It’s very good to see on the Fulcrum site an extended review article of Evangelicalism and the Church of England in the Twentieth Century, edited by Andrew Atherstone and John Maiden, and featuring an article of mine on Michael Ramsey. The reviewer, Andrew Goddard, has some very kind things to say about that piece, which I reproduce below. (There’s an extended summary of the article here.)

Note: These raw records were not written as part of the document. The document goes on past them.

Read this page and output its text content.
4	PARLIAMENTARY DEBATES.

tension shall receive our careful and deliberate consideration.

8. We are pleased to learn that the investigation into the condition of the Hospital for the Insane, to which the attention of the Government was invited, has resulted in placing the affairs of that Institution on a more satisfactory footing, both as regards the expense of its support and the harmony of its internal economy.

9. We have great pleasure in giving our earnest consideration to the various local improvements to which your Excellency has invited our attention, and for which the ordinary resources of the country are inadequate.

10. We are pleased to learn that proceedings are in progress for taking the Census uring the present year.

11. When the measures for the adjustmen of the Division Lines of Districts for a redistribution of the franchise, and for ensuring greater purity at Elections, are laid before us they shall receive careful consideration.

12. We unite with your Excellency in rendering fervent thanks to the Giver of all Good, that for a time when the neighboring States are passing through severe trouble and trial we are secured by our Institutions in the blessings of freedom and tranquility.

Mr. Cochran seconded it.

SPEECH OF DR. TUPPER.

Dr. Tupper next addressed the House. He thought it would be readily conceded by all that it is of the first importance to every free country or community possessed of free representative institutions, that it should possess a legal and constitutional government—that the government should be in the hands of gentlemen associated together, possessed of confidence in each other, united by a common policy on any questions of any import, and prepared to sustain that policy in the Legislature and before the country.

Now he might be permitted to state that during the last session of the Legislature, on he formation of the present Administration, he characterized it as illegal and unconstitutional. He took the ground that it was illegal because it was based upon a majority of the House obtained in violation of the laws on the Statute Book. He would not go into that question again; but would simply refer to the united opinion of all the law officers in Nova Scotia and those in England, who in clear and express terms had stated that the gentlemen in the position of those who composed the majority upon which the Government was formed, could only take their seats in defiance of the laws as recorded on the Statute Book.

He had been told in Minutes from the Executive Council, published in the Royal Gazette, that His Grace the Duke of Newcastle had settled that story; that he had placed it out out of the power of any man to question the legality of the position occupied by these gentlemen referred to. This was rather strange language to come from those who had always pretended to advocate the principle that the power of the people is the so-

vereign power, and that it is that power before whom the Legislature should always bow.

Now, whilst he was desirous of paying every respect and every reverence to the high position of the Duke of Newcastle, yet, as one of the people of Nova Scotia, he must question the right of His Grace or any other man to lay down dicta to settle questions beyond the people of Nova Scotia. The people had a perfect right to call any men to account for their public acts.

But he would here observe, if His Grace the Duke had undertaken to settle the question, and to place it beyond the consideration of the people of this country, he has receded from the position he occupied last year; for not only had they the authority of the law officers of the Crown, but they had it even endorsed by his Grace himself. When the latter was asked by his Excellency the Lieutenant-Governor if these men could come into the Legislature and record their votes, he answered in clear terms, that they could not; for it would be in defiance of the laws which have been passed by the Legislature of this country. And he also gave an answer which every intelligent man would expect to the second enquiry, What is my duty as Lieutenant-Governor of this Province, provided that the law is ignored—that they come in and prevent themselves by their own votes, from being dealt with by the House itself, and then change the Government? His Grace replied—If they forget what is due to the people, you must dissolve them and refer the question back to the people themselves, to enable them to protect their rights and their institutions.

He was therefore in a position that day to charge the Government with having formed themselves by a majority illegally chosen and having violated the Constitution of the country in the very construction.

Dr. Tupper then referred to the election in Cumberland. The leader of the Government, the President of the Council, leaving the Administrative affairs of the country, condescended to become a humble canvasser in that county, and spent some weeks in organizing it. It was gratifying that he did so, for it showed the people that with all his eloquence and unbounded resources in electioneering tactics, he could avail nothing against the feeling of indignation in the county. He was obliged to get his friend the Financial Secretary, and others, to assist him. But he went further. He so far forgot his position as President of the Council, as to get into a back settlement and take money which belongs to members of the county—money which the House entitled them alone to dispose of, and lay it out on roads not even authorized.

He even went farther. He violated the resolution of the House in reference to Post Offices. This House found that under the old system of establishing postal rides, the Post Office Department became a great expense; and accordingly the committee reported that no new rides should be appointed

“Evangelicals in the Church of England are often remarkably confused and ignorant about their recent past. The wider church knows even less about who we are and where we come from as evangelicals despite our growing significance at every level of the church. Often as evangelicals we tell each other a story which fits our particular form of evangelicalism and fails to recognize the complexity and diversity. This volume, the fruit of a conference at Wycliffe Hall, is a wonderful (if sadly expensive) resource which ably rectifies such failings. After a fascinating introductory essay by the editors it presents ten papers from scholarly experts who both distil their previous work and offer new insights and material.
[…]
“Peter Webster focusses on the varied evangelical responses to Michael Ramsey, on whose archepiscopate he has recently published a significant study. One of his most interesting arguments is to challenge “a common conservative evangelical self-image, of a remnant in a hostile church which sought systematically to exclude them, with little alternative than to contend vigorously for truth” (182). In reading this chapter it was impossible not to think of what had changed and what was similar roughly forty years later in evangelical responses to an Archbishop very similar to Ramsey – Rowan Williams – and what lessons we still need to learn as evangelicals in relation to non-evangelical bishops and Archbishops.
[…]
“A constant theme [of the whole volume] is the diversity and sometimes consequent divisions and tensions among self-identified evangelicals revealing a history where “the ability of evangelicals to co-exist should not be overstated, but neither should it be overlooked” (38). Its various accounts raise the question as to whether we need to escape the myth of a golden age where we were all in broad agreement with one another (with the supposedly crucial role of John Stott in securing this consensus) and instead learn the importance of recognizing that last century there were a number of leading evangelical figures (most of them now forgotten to us) and various places of meeting across different groupings that now need to be re-created in order to share in fellowship, discussion and discernment.
“We will undoubtedly face the future better as evangelicals in the Church of England if we know our past – including our recent past – better and so overcome ignorance and misleading, sometimes polemical and self-justifying, narratives. This collection of papers is an indispensable guide which enables us to do just that.